Alumni of the Art Conservation Program


For over fifty years, undergraduate and graduate alumni from the Department of Art Conservation have made significant contributions to the field, pioneering innovative examination and treatment techniques, developing national standards for cultural heritage preservation and conserving iconic artworks and artifacts. Today our graduates are prominently employed in museums, libraries, archives, historic sites, private practices, regional conservation laboratories, academic institutions and allied fields in the United States and abroad or pursuing advanced degrees in the art and culture sector.

Our alumni play an active role in our cultural heritage ecosystem as mentors, instructors, advisors, and leaders—reinforcing a culture of shared expertise, professional growth, and collective responsibility for the future of conservation. Their engagement is essential to programmatic growth and to the depth and quality of our students’ education, and they continue to shape the field nationally and internationally. We are deeply grateful to our alumni for their sustained commitment to education, training, and the communities they serve.

Art conservation alumni have examined, analyzed and conserved:

  • Thomas Jefferson’s Bible,
  • Declaration of Independence,
  • The Constitution,
  • Emancipation Proclamation,
  • Star-Spangled Banner,
  • Torch of the Statute of Liberty,
  • Dead Sea Scrolls,
  • Alan Shepard’s Project Mercury spacesuit,
  • George Washington’s Revolutionary War tent,
  • and works by artists ranging from Rembrandt to Van Gogh, Grandma Moses, Ringgold, Rauschenberg, Warhol, and Basquiat—from the Old Masters to contemporary craftspeople to innovators in time-based media.

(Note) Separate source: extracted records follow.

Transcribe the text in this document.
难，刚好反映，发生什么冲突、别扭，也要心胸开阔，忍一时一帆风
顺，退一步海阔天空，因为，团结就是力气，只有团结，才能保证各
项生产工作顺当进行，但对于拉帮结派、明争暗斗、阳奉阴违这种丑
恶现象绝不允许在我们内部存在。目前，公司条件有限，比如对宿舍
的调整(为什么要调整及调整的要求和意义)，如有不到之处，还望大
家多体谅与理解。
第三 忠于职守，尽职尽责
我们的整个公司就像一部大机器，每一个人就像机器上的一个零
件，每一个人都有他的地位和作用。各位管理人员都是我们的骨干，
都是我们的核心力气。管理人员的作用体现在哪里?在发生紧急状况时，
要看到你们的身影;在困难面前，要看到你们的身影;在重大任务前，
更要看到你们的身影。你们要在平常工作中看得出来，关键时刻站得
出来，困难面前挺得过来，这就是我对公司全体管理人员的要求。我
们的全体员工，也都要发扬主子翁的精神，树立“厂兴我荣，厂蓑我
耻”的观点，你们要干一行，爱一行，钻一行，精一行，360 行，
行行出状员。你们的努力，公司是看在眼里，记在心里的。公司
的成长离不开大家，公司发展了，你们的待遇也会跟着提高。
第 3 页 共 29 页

Our alums have worked with underserved communities to preserve their family treasures and have preserved the world’s first photograph, WWII photographs collected by W.E.B. DuBois, Babe Ruth’s baseball contract, the original R2D2 from the movie Star Wars, Elvis Presley’s 81 gold records, the 1905 Wright Flyer III, the original sealskin mittens Matthew Henson wore during the discovery of the North Pole, Native American beadwork and basketry, George Washington’s dentures, Franklin Roosevelt’s braces, original manuscripts by James Joyce and Henry David Thoreau, photographs from NASA missions, Grace Kelly’s wedding dress, Julia Child’s kitchen, and early animation cells from Snow White and the Seven Dwarfs.

They have helped to preserve the photographic heritage from Cuba to the Arab World. They have led in the preservation of the architectural interiors of Mount Vernon, Colonial Williamsburg, the Capitol, and the White House. We have also worked at archeological sites from Delaware to Turkey, Mayan murals in the jungles of Guatemala, and Navaho sites in Arizona, as well as studying and preserving the decorative interiors of the Forbidden City.

Alumni have assisted FEMA with emergency response efforts following presidentially declared disasters such as hurricanes and floods, and graduates also have been called upon to assist in international preservation efforts including recovery of collections at the Arab Image Foundation after the Beirut port explosion; preventive care of Iraqi treasures at the Iraqi Institute for the Preservation of Antiquities and Heritage in Erbil, treatment and rehousing of collections damaged in the  landslides in Seyðisfjörður, eastern Iceland; and heritage recovery following  floods in Germany’s Ahr Valley and Valencia, Spain.